Recently, however, I have been tempted by "assisted" cookery -- where some packet or other says:  "Just add meat" -- or the like. The idea is that some corporate chef has put together some  flavouring substances into a sachet or bottle and that takes care of all the thinking, talent and creativity.  And it works.  Anne politely eats my creations of that sort and has always found them acceptable. I have made some reasonable curries by just adding a bottle of sauce to mince.  Mr Patak of Lancashire is a particularly good provider of such bottles.

 My best effort of that kind was a chili con carne.  I just added a can of diced tomato plus a can of beans to 500g of good beef mince and left it to the oven and the flavour sachet to do all the work.  And Anne actually praised that creation.  A problem, however, is that both Woolworths and Aldi seem to be sold out of Chili con Carne sachets so if anyone reading this sees some on sale somewhere local I would appreciate the information

And I have just now dived deeper into complexity.  I bought a packet which described itself as a  "Tandaco one-pan dinner" with savoury noodles.  The packet contained a sachet of noodles and a flavour sachet.  It was a product to which I had to add measured quantities of a few things -- not just meat.  I had to add onion, garlic, Oyster sauce and curry powder.  Rather daringly, I added Achar Gosht for the curry powder.  The recipe was probably designed around Keens or the like.

And the result was quite good.  It was a pleasant taste but not like any other taste that I could describe.  A catch, however, was that the recipe produced rather a lot of food.  When it says on a packet "serves 4" I generally discount that and expect it to feed only two.  But this time the claim was spot-on.  It took me four days to eat it all!  So that worked out at less than $3 per dinner, which is very reasonable.

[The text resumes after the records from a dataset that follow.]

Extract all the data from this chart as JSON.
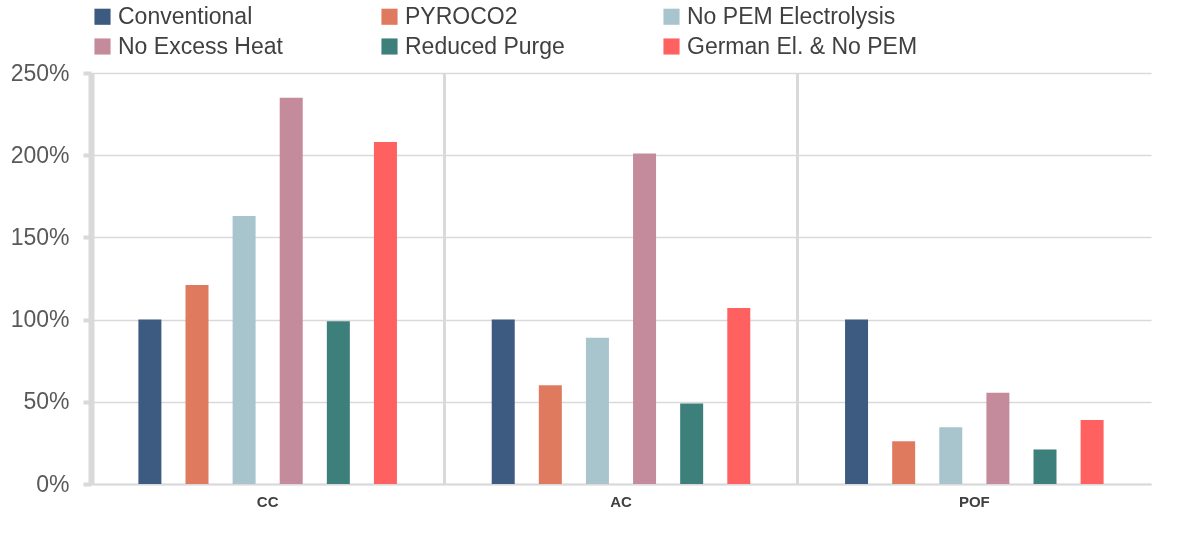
{
  "chart_data": {
    "type": "bar",
    "categories": [
      "CC",
      "AC",
      "POF"
    ],
    "series": [
      {
        "name": "Conventional",
        "color": "#3d5a80",
        "values": [
          100,
          100,
          100
        ]
      },
      {
        "name": "PYROCO2",
        "color": "#e07a5f",
        "values": [
          121,
          60,
          26
        ]
      },
      {
        "name": "No PEM Electrolysis",
        "color": "#a8c5cd",
        "values": [
          163,
          89,
          34.5
        ]
      },
      {
        "name": "No Excess Heat",
        "color": "#c48b9c",
        "values": [
          235,
          201,
          55.5
        ]
      },
      {
        "name": "Reduced Purge",
        "color": "#3d7f7b",
        "values": [
          99,
          49,
          21
        ]
      },
      {
        "name": "German El. & No PEM",
        "color": "#ff6161",
        "values": [
          208,
          107,
          39
        ]
      }
    ],
    "ylim": [
      0,
      250
    ],
    "yticks": [
      {
        "value": 0,
        "label": "0%"
      },
      {
        "value": 50,
        "label": "50%"
      },
      {
        "value": 100,
        "label": "100%"
      },
      {
        "value": 150,
        "label": "150%"
      },
      {
        "value": 200,
        "label": "200%"
      },
      {
        "value": 250,
        "label": "250%"
      }
    ],
    "grid": true,
    "legend": "top"
  }
}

So that is where I am up to at the moment.  I have just bought myself a special pancake frying pan and a packet of pancake mix so strange things could happen soon.

Sunday, March 13, 2016


Cheese quest


When I was helping to bring up kids many moons ago, computer games like Kings Quest, Space Quest, Police Quest etc were all the rage.  My present quest is obviously much less important than that but it has some importance to me.

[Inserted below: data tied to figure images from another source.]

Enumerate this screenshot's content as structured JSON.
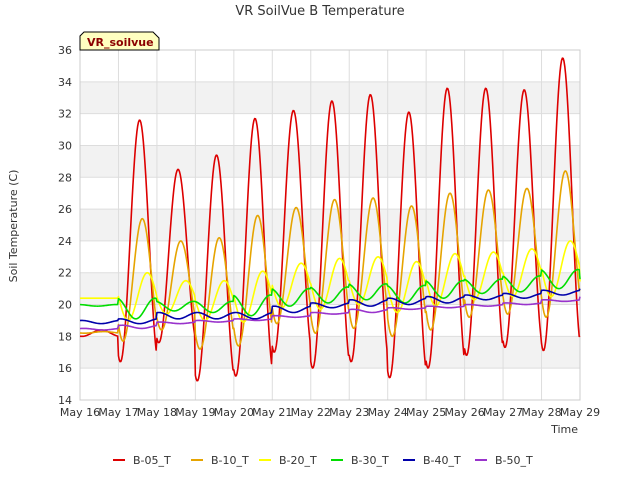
{
  "chart_data": {
    "type": "line",
    "title": "VR SoilVue B Temperature",
    "xlabel": "Time",
    "ylabel": "Soil Temperature (C)",
    "badge": "VR_soilvue",
    "ylim": [
      14,
      36
    ],
    "yticks": [
      14,
      16,
      18,
      20,
      22,
      24,
      26,
      28,
      30,
      32,
      34,
      36
    ],
    "xlim": [
      16,
      29
    ],
    "xtick_values": [
      16,
      17,
      18,
      19,
      20,
      21,
      22,
      23,
      24,
      25,
      26,
      27,
      28,
      29
    ],
    "xtick_labels": [
      "May 16",
      "May 17",
      "May 18",
      "May 19",
      "May 20",
      "May 21",
      "May 22",
      "May 23",
      "May 24",
      "May 25",
      "May 26",
      "May 27",
      "May 28",
      "May 29"
    ],
    "grid": true,
    "legend_position": "bottom",
    "series": [
      {
        "name": "B-05_T",
        "color": "#dd0000",
        "peak_day_fraction": 0.55,
        "daily_max": [
          18.4,
          31.6,
          28.5,
          29.4,
          31.7,
          32.2,
          32.8,
          33.2,
          32.1,
          33.6,
          33.6,
          33.5,
          35.5,
          35.5
        ],
        "daily_min": [
          18.0,
          16.4,
          17.6,
          15.2,
          15.5,
          17.0,
          16.0,
          16.4,
          15.4,
          16.0,
          16.8,
          17.3,
          17.1,
          17.6
        ]
      },
      {
        "name": "B-10_T",
        "color": "#e6a400",
        "peak_day_fraction": 0.62,
        "daily_max": [
          18.3,
          25.4,
          24.0,
          24.2,
          25.6,
          26.1,
          26.6,
          26.7,
          26.2,
          27.0,
          27.2,
          27.3,
          28.4,
          27.6
        ],
        "daily_min": [
          18.2,
          17.7,
          18.4,
          17.2,
          17.4,
          18.8,
          18.2,
          18.5,
          18.0,
          18.4,
          19.2,
          19.4,
          19.2,
          19.9
        ]
      },
      {
        "name": "B-20_T",
        "color": "#ffff00",
        "peak_day_fraction": 0.75,
        "daily_max": [
          20.4,
          22.0,
          21.5,
          21.5,
          22.1,
          22.6,
          22.9,
          23.0,
          22.7,
          23.2,
          23.3,
          23.5,
          24.0,
          22.7
        ],
        "daily_min": [
          20.4,
          19.0,
          19.4,
          19.0,
          18.9,
          19.8,
          19.7,
          20.0,
          19.5,
          19.9,
          20.3,
          20.5,
          20.5,
          20.2
        ]
      },
      {
        "name": "B-30_T",
        "color": "#00dd00",
        "peak_day_fraction": 0.95,
        "daily_max": [
          20.0,
          20.4,
          20.2,
          20.2,
          20.6,
          21.0,
          21.1,
          21.3,
          21.2,
          21.5,
          21.6,
          21.8,
          22.2,
          21.6
        ],
        "daily_min": [
          19.9,
          19.1,
          19.6,
          19.5,
          19.3,
          19.9,
          20.1,
          20.3,
          20.1,
          20.4,
          20.7,
          20.8,
          21.0,
          21.3
        ]
      },
      {
        "name": "B-40_T",
        "color": "#0000aa",
        "peak_day_fraction": 0.05,
        "daily_max": [
          19.0,
          19.1,
          19.5,
          19.5,
          19.5,
          19.9,
          20.1,
          20.3,
          20.4,
          20.5,
          20.6,
          20.7,
          20.9,
          21.0
        ],
        "daily_min": [
          18.8,
          18.8,
          19.1,
          19.1,
          19.1,
          19.5,
          19.8,
          19.9,
          20.0,
          20.1,
          20.3,
          20.4,
          20.6,
          20.8
        ]
      },
      {
        "name": "B-50_T",
        "color": "#9933cc",
        "peak_day_fraction": 0.1,
        "daily_max": [
          18.5,
          18.7,
          18.9,
          19.0,
          19.1,
          19.3,
          19.5,
          19.7,
          19.8,
          19.9,
          20.0,
          20.1,
          20.3,
          20.5
        ],
        "daily_min": [
          18.4,
          18.5,
          18.8,
          18.9,
          19.0,
          19.2,
          19.4,
          19.5,
          19.7,
          19.8,
          19.9,
          20.0,
          20.2,
          20.4
        ]
      }
    ]
  }
}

Going back further: When I was a kid in the '40s and '50s there was no variation in what cheese we ate.  It was always Kraft cheddar cheese in the blue packet and with the silver foil inside.  That it didn't need refrigeration even in the tropics was probably part of its appeal.  And I don't think our household was much different from any other at the time.  I think Australia had something of a cheese monoculture at that time.





As time went by however, the available types of cheese proliferated -- and Kraft cheddar faded from view.  But the variety did not conquer all.  What happened was that a new monoculture arose: "Tasty" cheese arose to rule the roost.

And like a good Australian, I too for many years mainlined on Tasty.  Recently, however, I have looked outside my rut a bit and have tried some other cheeses.  And as part of looking more widely, I wondered if you could still get the old Kraft cheddar.  Rather to my surprise I found that I could.  My local Woolworths has it in a small corner down the bottom of one of its shelves.

So I wondered how it matched up against more modern cheeses.  I bought a packet. And it was still quite pleasant but a bit bland.  It goes very well as grilled cheese on toast however.  So Kraft cheddar was the beginning but not the end of my quest.

Other cheeses I have tried include Club Cheddar from the Mary Valley (Queensland) -- with pickled onion in it -- and Cracker Barrel black label.  The Onion cheese has the best taste in my view but both are a bit too crumbly for me.

So my quest continues. Is there a cheese with a strong cheesy flavour that is not crumbly?